Cowen & Co. were not the only ones. Reading analysts’ surveys from the summer of 2015 shows that many of them were infected with the optimism coming from Teva, proclaiming that the Actavis acquisition was an excellent deal, and that Teva’s dependence on Copaxone was decreasing. In retrospect, it can be seen that like Teva’s management, the analysts also failed to read the map with respect to Teva’s share.
Teva’s management always knew that the day would come when it would lose its exclusivity for Copaxone, and tried to prepare for it by creating new growth engines to compensate for the expected loss of revenue. Several of these measures were positive.
For example, the acquisition of Auspex in 2015 brought Teva an original product likely to be important – Austedo, recently launched in two forms: for treatment of Huntington’s chorea, and for treatment of latestage adult dyskinesia.
The acquisition of Labrys a year earlier contributed an important product for treatment of migraine headaches, Fremanezumab, to Teva’s drug pipeline. The drug scored positive results in treatment of both chronic and acute migraines, an enormous (albeit highly competitive) market, and Teva is likely to launch it in 2018 if all goes as planned, with a consequent contribution to its results.
Other acquisitions designed to replace Copaxone, on the other hand, were shown in retrospect to be dubious. Cephalon, acquired in 2011, contributed much less than expected. Production at Rimsa in Mexico was halted after the acquisition was completed in 2016. Teva sued the sellers, alleging fraud, but lost the case. Actavis, the biggest acquisition in Teva’s history, was too expensive. Two months ago, Teva announced a $6.1b. write-off of goodwill for its generics business in the US, at least part of which resulted from Actavis’s activity.

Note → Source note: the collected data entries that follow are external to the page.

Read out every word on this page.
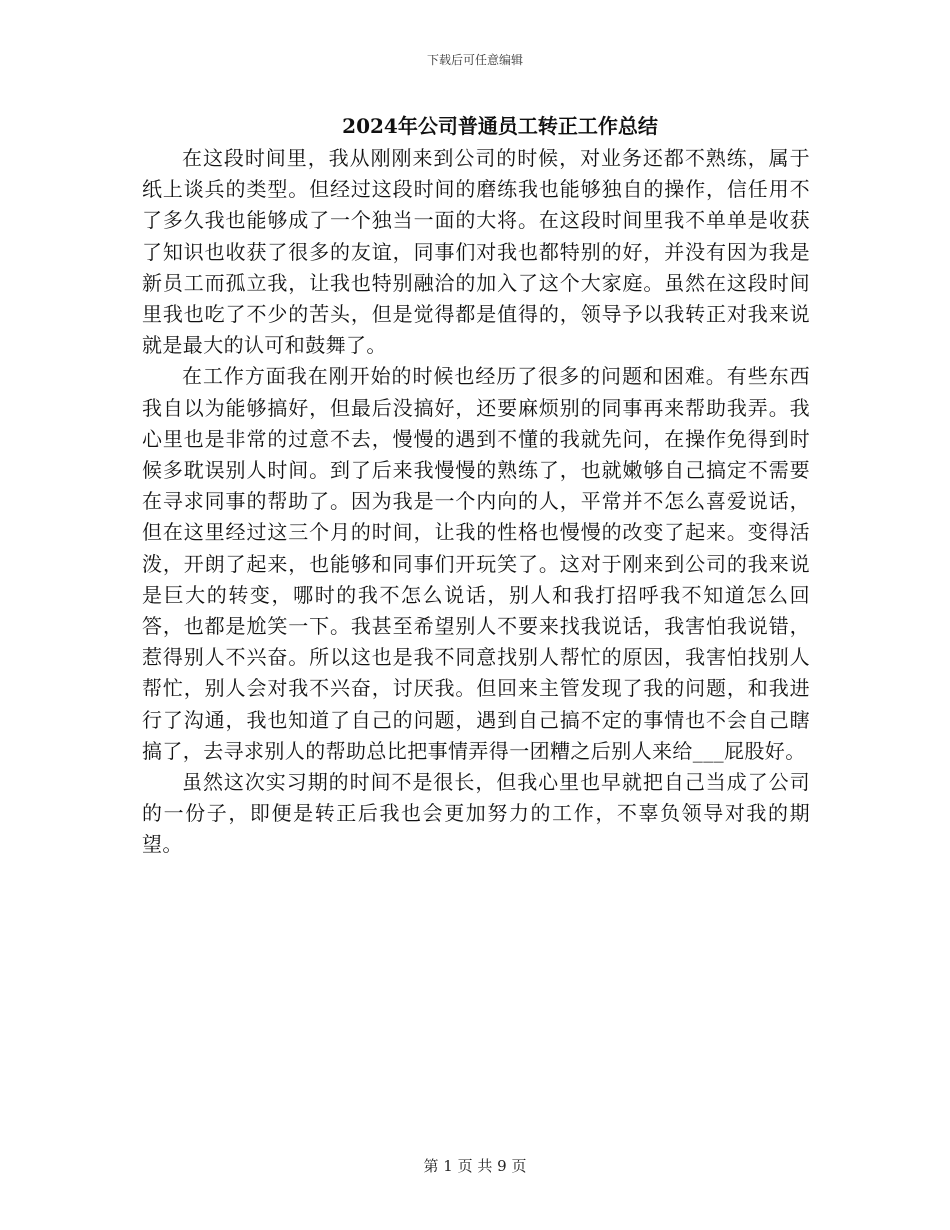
下载后可任意编辑
2024年公司普通员工转正工作总结

在这段时间里，我从刚刚来到公司的时候，对业务还都不熟练，属于纸上谈兵的类型。但经过这段时间的磨练我也能够独自的操作，信任用不了多久我也能够成了一个独当一面的大将。在这段时间里我不单单是收获了知识也收获了很多的友谊，同事们对我也都特别的好，并没有因为我是新员工而孤立我，让我也特别融洽的加入了这个大家庭。虽然在这段时间里我也吃了不少的苦头，但是觉得都是值得的，领导予以我转正对我来说就是最大的认可和鼓舞了。

在工作方面我在刚开始的时候也经历了很多的问题和困难。有些东西我自以为能够搞好，但最后没搞好，还要麻烦别的同事再来帮助我弄。我心里也是非常的过意不去，慢慢的遇到不懂的我就先问，在操作免得到时候多耽误别人时间。到了后来我慢慢的熟练了，也就嫩够自己搞定不需要在寻求同事的帮助了。因为我是一个内向的人，平常并不怎么喜爱说话，但在这里经过这三个月的时间，让我的性格也慢慢的改变了起来。变得活泼，开朗了起来，也能够和同事们开玩笑了。这对于刚来到公司的我来说是巨大的转变，哪时的我不怎么说话，别人和我打招呼我不知道怎么回答，也都是尬笑一下。我甚至希望别人不要来找我说话，我害怕我说错，惹得别人不兴奋。所以这也是我不同意找别人帮忙的原因，我害怕找别人帮忙，别人会对我不兴奋，讨厌我。但回来主管发现了我的问题，和我进行了沟通，我也知道了自己的问题，遇到自己搞不定的事情也不会自己瞎搞了，去寻求别人的帮助总比把事情弄得一团糟之后别人来给___屁股好。

虽然这次实习期的时间不是很长，但我心里也早就把自己当成了公司的一份子，即便是转正后我也会更加努力的工作，不辜负领导对我的期望。

第 1 页 共 9 页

In the summer of 2015, however, when Teva abandoned its attempt at a hostile takeover of Mylan in favor of acquiring Actavis, the investors and analysts cheered. One of the aspects of the deal cited as positive was reducing Teva’s dependence on Copaxone. JP Morgan wrote that Teva was distancing itself from dependence on Copaxone following the deal, and said that this was a positive development. JP Morgan’s target price for Teva’s share was $82, a 19% premium on the market price.
Twenty-seven months later, JP Morgan’s target price for the share is $20, and its recommendation for the share is neutral, not positive. The firm’s analysts wrote last week that approval of generic Copaxone added to the already gloomy short-term profile, after Mylan announced that it had obtained marketing approval for a generic version of Teva’s flagship drug.
In July 2015, Citi had a target price of $86 and spoke enthusiastically about investors being able to look beyond Copaxone. Today, Citi’s target price is $20. Barclays had a target price of $75 in July 2015 and today it is $21. UBS had a target price of $72 in July 2015 and today it is $19.
THE HEADQUARTERS of Teva Pharmaceutical Industries.